Although City planners have generated a great many ideas and goals within the past three years or so, they do not seem to be developing a cohesive and credible plan. One day they speak of the urgent need for affordable housing, below-market-rate units, or safeguards against evictions. The next day they promote high-end ecodistricts, transfer of capitalization and control of public housing to the private sector, and high density areas catering to higher-income workers.
We would like to offer three samples of San Francisco’s current planning and development projects as examples of our point of view.
Central SoMa Eco-District Task Force Recommendations – Released November 2013.

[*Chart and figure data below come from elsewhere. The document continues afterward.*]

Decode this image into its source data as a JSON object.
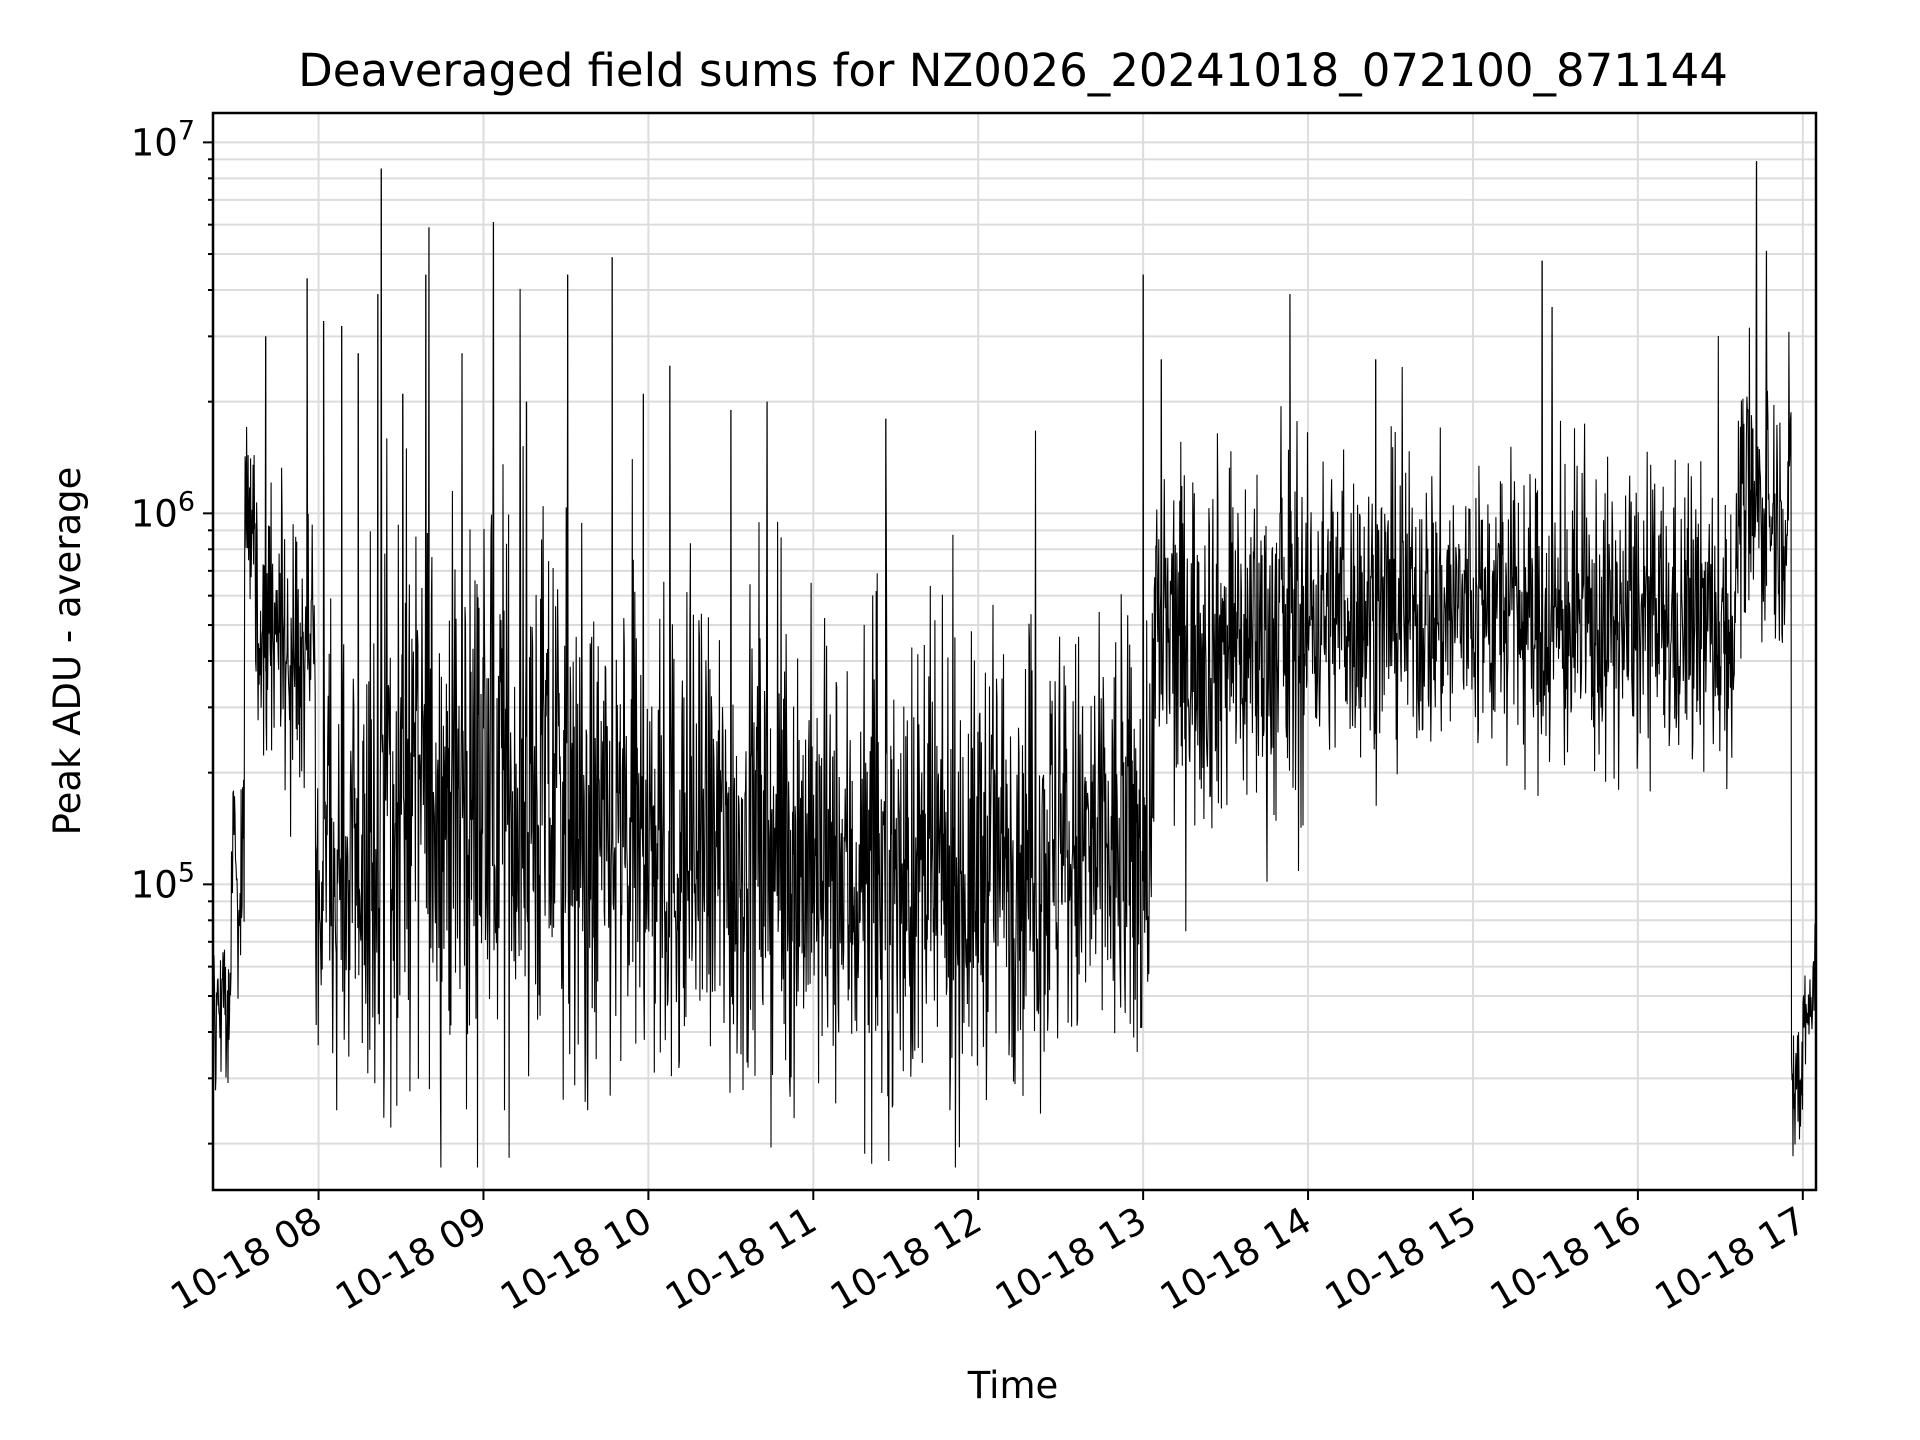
{
  "chart_data": {
    "type": "line",
    "title": "Deaveraged field sums for NZ0026_20241018_072100_871144",
    "xlabel": "Time",
    "ylabel": "Peak ADU - average",
    "x_tick_labels": [
      "10-18 08",
      "10-18 09",
      "10-18 10",
      "10-18 11",
      "10-18 12",
      "10-18 13",
      "10-18 14",
      "10-18 15",
      "10-18 16",
      "10-18 17"
    ],
    "x_tick_hours": [
      8,
      9,
      10,
      11,
      12,
      13,
      14,
      15,
      16,
      17
    ],
    "xlim_hours": [
      7.36,
      17.08
    ],
    "y_scale": "log",
    "ylim": [
      15000,
      12000000
    ],
    "y_major_ticks": [
      {
        "value": 100000,
        "base": "10",
        "exp": "5"
      },
      {
        "value": 1000000,
        "base": "10",
        "exp": "6"
      },
      {
        "value": 10000000,
        "base": "10",
        "exp": "7"
      }
    ],
    "grid": true,
    "legend": "none",
    "line_color": "#000000",
    "segments": [
      {
        "start": 7.36,
        "end": 7.47,
        "center": 45000,
        "spread": 0.22
      },
      {
        "start": 7.47,
        "end": 7.55,
        "center": 120000,
        "spread": 0.3
      },
      {
        "start": 7.55,
        "end": 7.62,
        "center": 1000000,
        "spread": 0.3
      },
      {
        "start": 7.62,
        "end": 7.98,
        "center": 450000,
        "spread": 0.35
      },
      {
        "start": 7.98,
        "end": 8.4,
        "center": 110000,
        "spread": 0.6
      },
      {
        "start": 8.4,
        "end": 9.5,
        "center": 170000,
        "spread": 0.75
      },
      {
        "start": 9.5,
        "end": 11.0,
        "center": 120000,
        "spread": 0.65
      },
      {
        "start": 11.0,
        "end": 12.0,
        "center": 100000,
        "spread": 0.6
      },
      {
        "start": 12.0,
        "end": 13.05,
        "center": 120000,
        "spread": 0.6
      },
      {
        "start": 13.05,
        "end": 14.0,
        "center": 450000,
        "spread": 0.5
      },
      {
        "start": 14.0,
        "end": 15.3,
        "center": 550000,
        "spread": 0.4
      },
      {
        "start": 15.3,
        "end": 16.6,
        "center": 500000,
        "spread": 0.4
      },
      {
        "start": 16.6,
        "end": 16.93,
        "center": 1000000,
        "spread": 0.35
      },
      {
        "start": 16.93,
        "end": 17.0,
        "center": 28000,
        "spread": 0.25
      },
      {
        "start": 17.0,
        "end": 17.08,
        "center": 45000,
        "spread": 0.2
      }
    ],
    "spikes": [
      {
        "x": 7.68,
        "y": 3000000
      },
      {
        "x": 7.93,
        "y": 4300000
      },
      {
        "x": 8.03,
        "y": 3300000
      },
      {
        "x": 8.14,
        "y": 3200000
      },
      {
        "x": 8.24,
        "y": 2700000
      },
      {
        "x": 8.36,
        "y": 3900000
      },
      {
        "x": 8.38,
        "y": 8500000
      },
      {
        "x": 8.51,
        "y": 2100000
      },
      {
        "x": 8.65,
        "y": 4400000
      },
      {
        "x": 8.67,
        "y": 5900000
      },
      {
        "x": 8.87,
        "y": 2700000
      },
      {
        "x": 9.06,
        "y": 6100000
      },
      {
        "x": 9.26,
        "y": 2000000
      },
      {
        "x": 9.51,
        "y": 4400000
      },
      {
        "x": 9.78,
        "y": 4900000
      },
      {
        "x": 9.97,
        "y": 2100000
      },
      {
        "x": 10.13,
        "y": 2500000
      },
      {
        "x": 10.5,
        "y": 1900000
      },
      {
        "x": 10.72,
        "y": 2000000
      },
      {
        "x": 11.44,
        "y": 1800000
      },
      {
        "x": 13.0,
        "y": 4400000
      },
      {
        "x": 13.11,
        "y": 2600000
      },
      {
        "x": 13.89,
        "y": 3900000
      },
      {
        "x": 14.41,
        "y": 2600000
      },
      {
        "x": 15.42,
        "y": 4800000
      },
      {
        "x": 15.48,
        "y": 3600000
      },
      {
        "x": 16.72,
        "y": 8900000
      },
      {
        "x": 16.78,
        "y": 5100000
      }
    ]
  }
}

These recommendations call for massive transformation of a 24-block area south of Market Street, from Market Street to Townsend, and from 2nd Street to 6th Street: “This once-industrial area is now positioned to become a growing center of the city’s and region’s high-tech industry. With the construction of the Central Subway (scheduled to begin operation in 2019), undeveloped or underdeveloped parcels in the area offer significant development opportunity. The Central SoMa Plan will propose rezoning this area for dense, transit-oriented, mixed-use growth and hopes to capitalize on rezoning to incorporate district-level energy and water infrastructure.”
To us, this sounds like the normal gentrification that naturally occurs when higher-income workers or residents move in. But the planners say, not so: the plan calls for “Equitable Development,” to “Promote Equity and Local Opportunity,” by establishing a “Locally-based employment program with specific focus on low and medium income workers, to be incorporated into Eco-District project development.” Wherever there is massive gentrification, would anyone not expect the need for custodians, gardeners, security guards, fast food handlers, street cleaners – not many of whom able to live in the area?
You will want to see the report yourself, as well as the extensive list of other similar projects:
http://www.sf-planning.org/index.aspx?page=3051
Ellis Act Displaced Emergency Assistance Ordinance – Sponsors, Chiu; Campos, Kim, Mar, Breed, Farrell and Cohen. On Agenda of December 10, 2013, for Board of Supervisors final vote.
“Ordinance amending the Administrative and Planning Codes to provide a preference in occupying units or receiving assistance under all affordable housing programs administered or funded by the City, including all former San Francisco Redevelopment Agency affordable housing programs administered or funded by the City, to certain tenants being evicted under the Ellis Act, California Government Code, Section 7060 et seq.; and making environmental findings, and findings of consistency with the General Plan, and the eight priority policies of Planning Code, Section 101.1.”
As gentrification expands, owners of older buildings, housing long-term tenants under rent control, naturally see the benefits of getting out of the rental business (at least temporarily) and entering into more lucrative arrangements. And our leaders, who signed off on the City’s plans, fight, probably fruitlessly, some of the plans' inevitable results.
Emerging Issues: Sustainable Development – Central Corridor Eco-District Framework.
The Ellis Act ordinance shows the progressive side of planning and development; however, the other side is exemplified by the Eco-District Framework, which discusses the sharing of energy infrastructure across multiple buildings, resulting in savings produced by economies of scale, “The potential cost savings, in addition to the environmental benefits, from an appropriately planned community-scale energy system (efficiency gains and GHG reductions) can translate into higher property values.”…“Based on the benefits just described, a community-scale energy system will help catalyze development from a private sector perspective. The benefits to the public sector from this include increased revenue opportunities through system development charges and/or increased property tax revenue from higher property values that community-scale energy can bring.”
Plans do call for increased numbers of high-income workers, who want higher-priced housing, which push up both housing prices and property taxes. We assume that these events displace lower-paid workers, who then become recipients of some of the “benefits to the public sector” mentioned above. We wonder if the effort to remedy higher housing costs with public sector benefits constitutes a credible and achievable goal.
Our Conclusion.
The City does not feel comfortable with the direct benefits of the free market, the natural evolution of cities, and the free movement of populations in and out of areas. Planners seem to be caught in a cycle of needing increasing numbers of higher-income workers, who displace lower income workers, and who at the same time support unrealistic below-market-rate housing needed to carry out the City’s goals to keep lower-income workers in the City.
We like to remind voters that often one law acts as a chain reaction necessitating more and more laws. The same holds true for micromanagement of City living. One plan, especially an artificial one that attempts to manipulate basic market forces, will lead to the necessity of more plans. Soon, we are faced with a situation nobody likes!